Steven Snyder: Some of these generative AI technologies have helped reduce the writing load. There are certain ways in which it may eventually be used in helping speed up documentation. Even patient intake forms may be sped up or facilitated with the use of AI. Instead of a patient having that form where they’re checking boxes, and they’re not quite sure what the form is asking or what a response means. If that can be facilitated through an AI chat bot, where it seems like a person is asking patients these questions, or they could ask for clarification before checking a box and then what the provider gets on the other end is kind of our standard form. That would be helpful, increase patient comfort, and may improve accuracy with the practitioner, double checking those facts as well. So even image generation through AI, if I need to describe something I may be able to utilize. An AI image generator to create something rather than tell me to draw stick figures.

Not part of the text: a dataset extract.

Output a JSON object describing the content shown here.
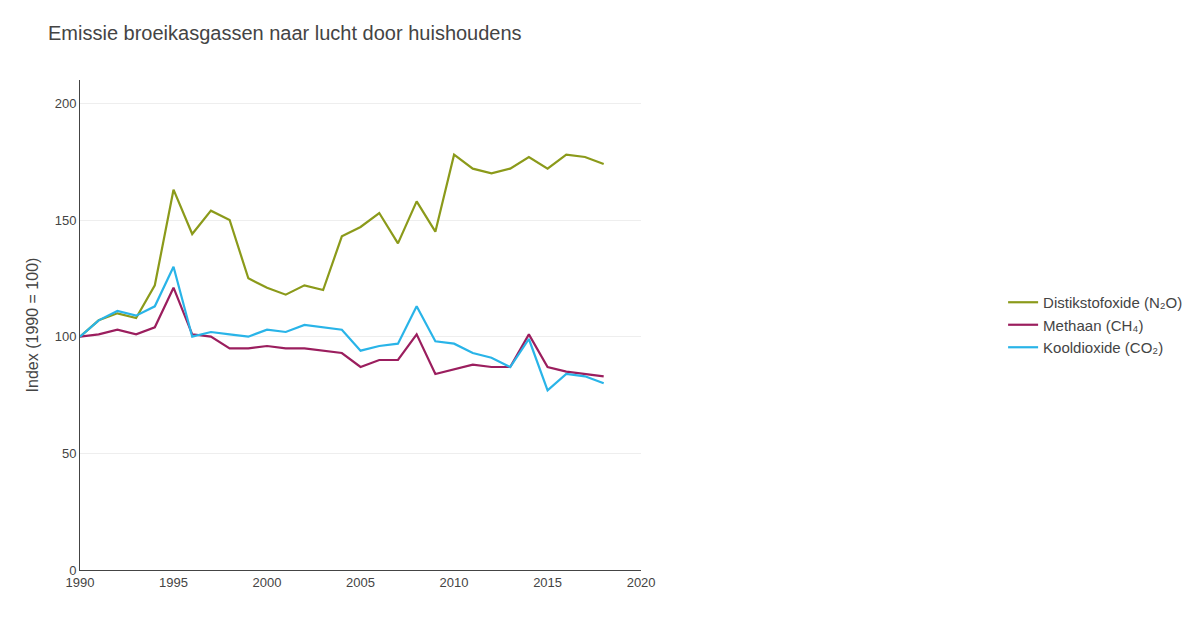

Q. What will the role be for health care providers that are working in an AI world?
Tracy Mendolia-Moore: I was sitting through a webinar about large language models specific to healthcare, and one of the things that they focused on was how AI could offset a lot of the administrative paperwork and processes, freeing up practitioners to spend more quality time with their patients. This means that instead of divided attention and multitasking between chatting with the patient and typing away in the EHR system, with AI as an admin, providers can focus on the person in front of them and can provide a more personalized and humanistic level of care. The AI can free them up to do what they do best – caring for patients, making those critical decisions, and adding that personal touch that no machine can. So, AI will be able to help lift some of those mundane and repetitive admin duties.
Q. What does this mean for the future?
Tracy Mendolia-Moore: Generative AI has really become an education disruptor, so there are a lot of theories out there. But, with AI, we really don’t know what the future is going to look like in the next few years, so how do we best prepare our students for a future that doesn’t yet exist? Talking about it is the first step. We must engage our university community, learn from each other, and continue to innovate. It’s truly an exciting time to be in education, as we will be the ones to help create that future.

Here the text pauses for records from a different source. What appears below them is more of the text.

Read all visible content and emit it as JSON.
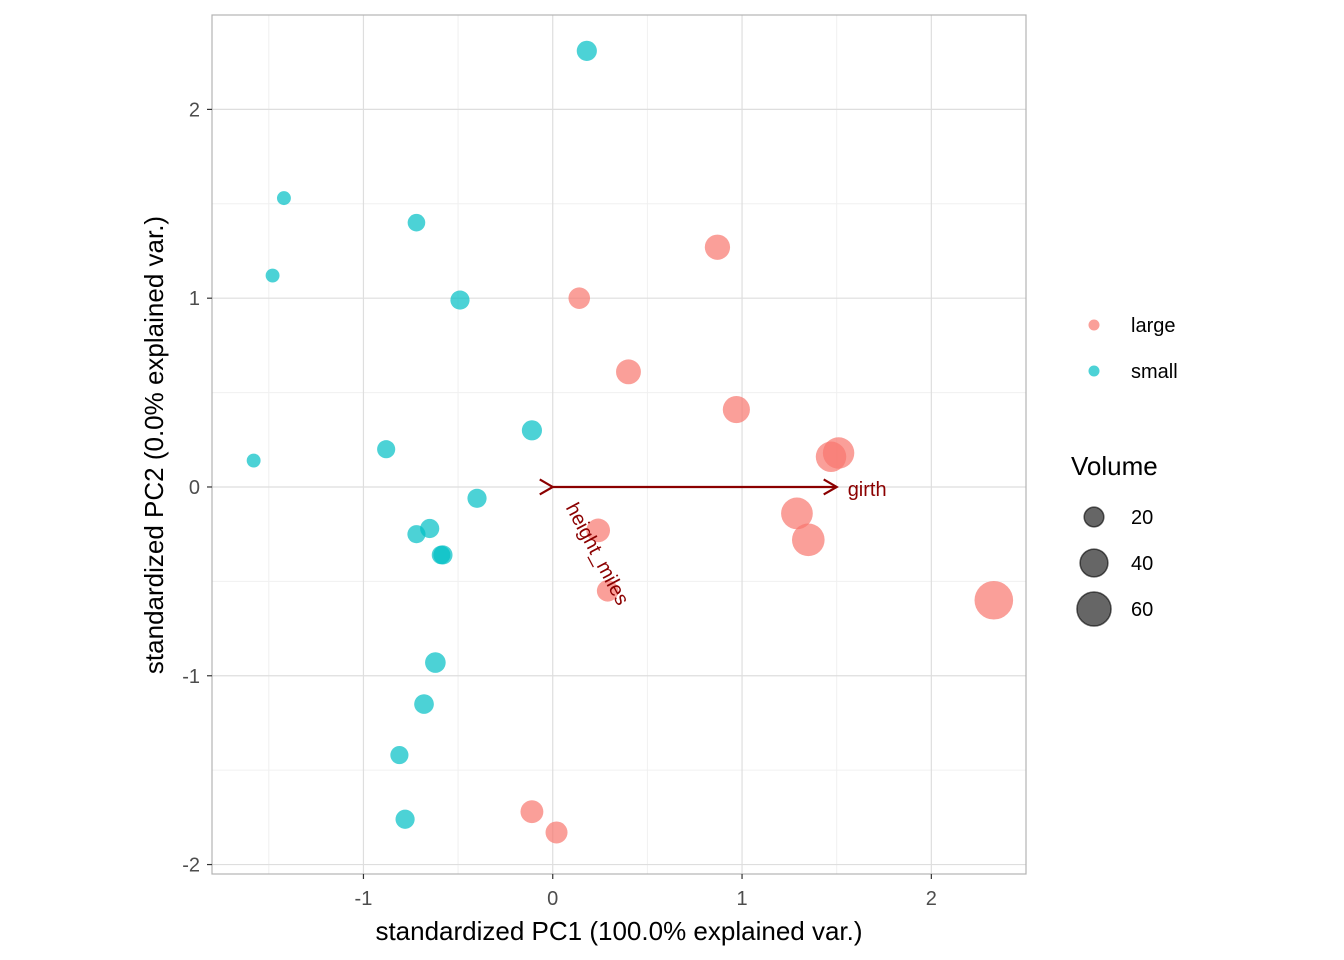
{
  "chart_data": {
    "type": "scatter",
    "title": "",
    "xlabel": "standardized PC1 (100.0% explained var.)",
    "ylabel": "standardized PC2 (0.0% explained var.)",
    "xlim": [
      -1.8,
      2.5
    ],
    "ylim": [
      -2.05,
      2.5
    ],
    "x_ticks": [
      -1,
      0,
      1,
      2
    ],
    "y_ticks": [
      -2,
      -1,
      0,
      1,
      2
    ],
    "grid": true,
    "legend_position": "right",
    "color_legend": {
      "entries": [
        {
          "label": "large",
          "color": "#F8766D"
        },
        {
          "label": "small",
          "color": "#00BFC4"
        }
      ]
    },
    "size_legend": {
      "title": "Volume",
      "entries": [
        {
          "label": "20",
          "value": 20
        },
        {
          "label": "40",
          "value": 40
        },
        {
          "label": "60",
          "value": 60
        }
      ]
    },
    "series": [
      {
        "name": "large",
        "color": "#F8766D",
        "points": [
          {
            "x": 0.87,
            "y": 1.27,
            "volume": 33
          },
          {
            "x": 0.14,
            "y": 1.0,
            "volume": 24
          },
          {
            "x": 0.4,
            "y": 0.61,
            "volume": 32
          },
          {
            "x": 0.97,
            "y": 0.41,
            "volume": 38
          },
          {
            "x": 1.47,
            "y": 0.16,
            "volume": 48
          },
          {
            "x": 1.51,
            "y": 0.18,
            "volume": 51
          },
          {
            "x": 1.29,
            "y": -0.14,
            "volume": 52
          },
          {
            "x": 1.35,
            "y": -0.28,
            "volume": 55
          },
          {
            "x": 0.24,
            "y": -0.23,
            "volume": 29
          },
          {
            "x": 0.29,
            "y": -0.55,
            "volume": 24
          },
          {
            "x": 2.33,
            "y": -0.6,
            "volume": 77
          },
          {
            "x": -0.11,
            "y": -1.72,
            "volume": 27
          },
          {
            "x": 0.02,
            "y": -1.83,
            "volume": 25
          }
        ]
      },
      {
        "name": "small",
        "color": "#00BFC4",
        "points": [
          {
            "x": 0.18,
            "y": 2.31,
            "volume": 21
          },
          {
            "x": -1.42,
            "y": 1.53,
            "volume": 10
          },
          {
            "x": -0.72,
            "y": 1.4,
            "volume": 16
          },
          {
            "x": -1.48,
            "y": 1.12,
            "volume": 10
          },
          {
            "x": -0.49,
            "y": 0.99,
            "volume": 19
          },
          {
            "x": -0.11,
            "y": 0.3,
            "volume": 21
          },
          {
            "x": -0.88,
            "y": 0.2,
            "volume": 17
          },
          {
            "x": -1.58,
            "y": 0.14,
            "volume": 10
          },
          {
            "x": -0.4,
            "y": -0.06,
            "volume": 19
          },
          {
            "x": -0.65,
            "y": -0.22,
            "volume": 19
          },
          {
            "x": -0.72,
            "y": -0.25,
            "volume": 17
          },
          {
            "x": -0.59,
            "y": -0.36,
            "volume": 18
          },
          {
            "x": -0.58,
            "y": -0.36,
            "volume": 19
          },
          {
            "x": -0.62,
            "y": -0.93,
            "volume": 22
          },
          {
            "x": -0.68,
            "y": -1.15,
            "volume": 20
          },
          {
            "x": -0.81,
            "y": -1.42,
            "volume": 17
          },
          {
            "x": -0.78,
            "y": -1.76,
            "volume": 19
          }
        ]
      }
    ],
    "loadings": {
      "color": "#8B0000",
      "arrows": [
        {
          "label": "girth",
          "x": 1.5,
          "y": 0.0
        },
        {
          "label": "height_miles",
          "x": 0.0,
          "y": 0.0
        }
      ]
    },
    "point_alpha": 0.7
  }
}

Tim Wood: We need to train healthcare practitioners that know how to use AI to its fullest advantage. Our health professions students are going to be the ones that come out ahead in the next 2, 3 or so years than the people that don’t know how to use AI. The question becomes how we use AI thoughtfully within the curriculum as opposed to assuming everyone is going to plagiarize. It’s sitting down and looking at a different way of teaching and using AI to help do that, but also a different way of assessing because that’s where everybody is losing their minds right now. You can still do assessment, and especially at a higher-level assessment, but having your students use AI as a tool to get there. It’s just going to take a little more elbow grease from the faculty as well.
References
- Bacchini, F., & Lorusso, L. (2019). Race, again: how face recognition technology reinforces racial discrimination. Journal of information, communication and ethics in society, 17(3), 321-335.
- Cavazos, J. G., Phillips, P. J., Castillo, C. D., & O’Toole, A. J. (2020). Accuracy comparison across face recognition algorithms: Where are we on measuring race bias?. IEEE transactions on biometrics, behavior, and identity science, 3(1), 101-111.